Là fuori c’è il suo doppione impossessato da Bob che è urticante, fastidioso, tamarro lampadato (in contrapposizione al vero Dale elegante e composto), surreale e violento come in un film splatter. Il secondo colpo al cuore mi viene quando lo vediamo sfrecciare in auto. Sono pochi secondi, è buio ma per un attimo musica e scena mi fanno pensare a Lost Highway.

La Loggia Nera è collegata con un mondo simile al nostro grazie ad una scatola di vetro. Terzo e forte colpo al cuore. Allora la mia scatola esiste davvero!

Dale riesce a liberarsi dalla Loggia Nera passando prima per la scatola e poi per un posacenere dell’auto che guida il suo alter ego.

Tutto quello che ne segue è delirante. Ma è quello che un vero appassionato di Lynch che ha seguito il suo percorso e le sue evoluzioni si aspetta.

Il tutto è accompagnato da una colonna sonora molto spezzettata e frammentata, ben diversa da quella delle altre due serie che lasciavano spazio ai capolavori di Badalamenti.
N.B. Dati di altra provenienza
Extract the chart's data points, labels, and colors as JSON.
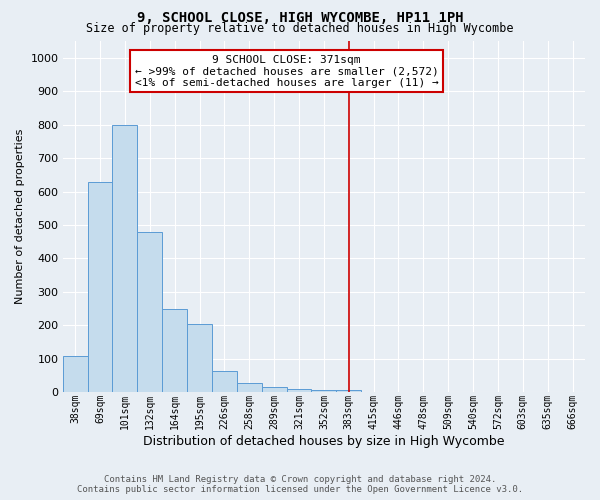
{
  "title": "9, SCHOOL CLOSE, HIGH WYCOMBE, HP11 1PH",
  "subtitle": "Size of property relative to detached houses in High Wycombe",
  "xlabel": "Distribution of detached houses by size in High Wycombe",
  "ylabel": "Number of detached properties",
  "footer_line1": "Contains HM Land Registry data © Crown copyright and database right 2024.",
  "footer_line2": "Contains public sector information licensed under the Open Government Licence v3.0.",
  "annotation_line1": "9 SCHOOL CLOSE: 371sqm",
  "annotation_line2": "← >99% of detached houses are smaller (2,572)",
  "annotation_line3": "<1% of semi-detached houses are larger (11) →",
  "bar_color": "#c5dced",
  "bar_edge_color": "#5b9bd5",
  "red_line_color": "#cc0000",
  "background_color": "#e8eef4",
  "grid_color": "#ffffff",
  "categories": [
    "38sqm",
    "69sqm",
    "101sqm",
    "132sqm",
    "164sqm",
    "195sqm",
    "226sqm",
    "258sqm",
    "289sqm",
    "321sqm",
    "352sqm",
    "383sqm",
    "415sqm",
    "446sqm",
    "478sqm",
    "509sqm",
    "540sqm",
    "572sqm",
    "603sqm",
    "635sqm",
    "666sqm"
  ],
  "values": [
    110,
    630,
    800,
    480,
    250,
    205,
    63,
    27,
    17,
    10,
    7,
    8,
    0,
    0,
    0,
    0,
    0,
    0,
    0,
    0,
    0
  ],
  "red_line_index": 11,
  "ylim": [
    0,
    1050
  ],
  "yticks": [
    0,
    100,
    200,
    300,
    400,
    500,
    600,
    700,
    800,
    900,
    1000
  ],
  "annotation_box_facecolor": "#ffffff",
  "annotation_box_edgecolor": "#cc0000",
  "title_fontsize": 10,
  "subtitle_fontsize": 8.5,
  "ylabel_fontsize": 8,
  "xlabel_fontsize": 9,
  "tick_fontsize": 8,
  "xtick_fontsize": 7,
  "annotation_fontsize": 8,
  "footer_fontsize": 6.5
}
Qui ci sono i rumori fastidiosi prodotti dai protagonisti come in Eraserhead, qui anche il suono ci mette a disagio come in un incubo frammentato.

Ultimo colpo al cuore: la canzone che chiude il primo episodio. Sono i Chromatics, quelli che avevo scoperto quando ancora non erano conosciuti su MySpace (ma questa è un’altra storia).

E in un attimo ho di nuovo 11 anni, sto guardando Twin Peaks. Quanta nostalgia, quanto amore!